TCP window scaling (RFC 1323) allows windows > 65535 bytes by using a shift factor negotiated in SYN/SYN-ACK:

cat /proc/sys/net/ipv4/tcp_window_scaling  # → 1 (enabled)

Nagle algorithm and TCP_NODELAY

By default, TCP delays small packets hoping to coalesce them (Nagle's algorithm). For latency-sensitive applications:

// Disable Nagle: send immediately even if segment is small
int flag = 1;
setsockopt(fd, IPPROTO_TCP, TCP_NODELAY, &flag, sizeof(flag));

# Check if TCP_NODELAY is set
ss -tni | grep nodelay

Key TCP sysctls

# Initial congestion window is not a sysctl — it's per-route:
# ip route change default via <gw> initcwnd 10
# Default is 10 MSS per RFC 6928

# Maximum retransmits before giving up
cat /proc/sys/net/ipv4/tcp_retries2  # default: 15 (≈924s timeout)

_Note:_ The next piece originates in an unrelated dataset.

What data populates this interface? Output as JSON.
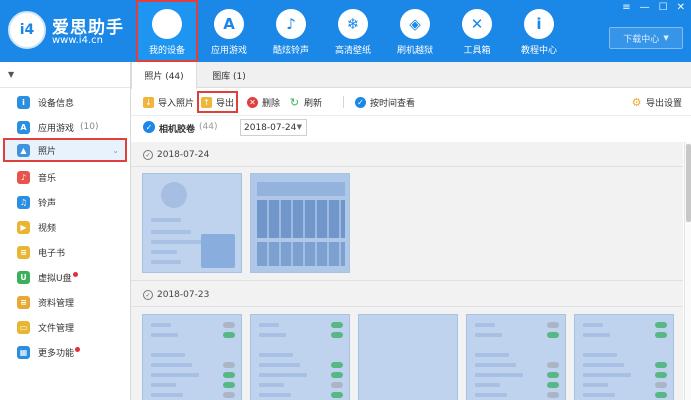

# TIME_WAIT sockets: allow fast reuse
echo 1 > /proc/sys/net/ipv4/tcp_tw_reuse  # reuse for new outgoing connections

# Keep-alive probes
cat /proc/sys/net/ipv4/tcp_keepalive_time     # 7200s (2h)
cat /proc/sys/net/ipv4/tcp_keepalive_probes   # 9 probes
cat /proc/sys/net/ipv4/tcp_keepalive_intvl    # 75s between probes

# Buffer auto-tuning [min, default, max]
cat /proc/sys/net/ipv4/tcp_rmem
cat /proc/sys/net/ipv4/tcp_wmem

Inspecting TCP connections

# Detailed TCP socket info (shows congestion state, cwnd, etc.)
ss -tni

# Example output:
# State Recv-Q Send-Q  Local Address:Port  Peer Address:Port
# ESTAB 0      0       10.0.0.1:22         10.0.0.2:54321
#  cubic wscale:7,7 rto:208 rtt:4.5/0.75 ato:40 mss:1448 pmtu:1500
#  rcvmss:931 advmss:1448 cwnd:10 ssthresh:2147483647 bytes_sent:12345
#  segs_out:456 segs_in:234 data_segs_out:123 send 25.7Mbps
#  lastrcv:100ms lastack:50ms pacing_rate 51.4Mbps delivery_rate 25.7Mbps

# Per-connection retransmit info
ss -tin | grep retrans

# TCP statistics
netstat -s | grep -E "connection|segment|retransmit"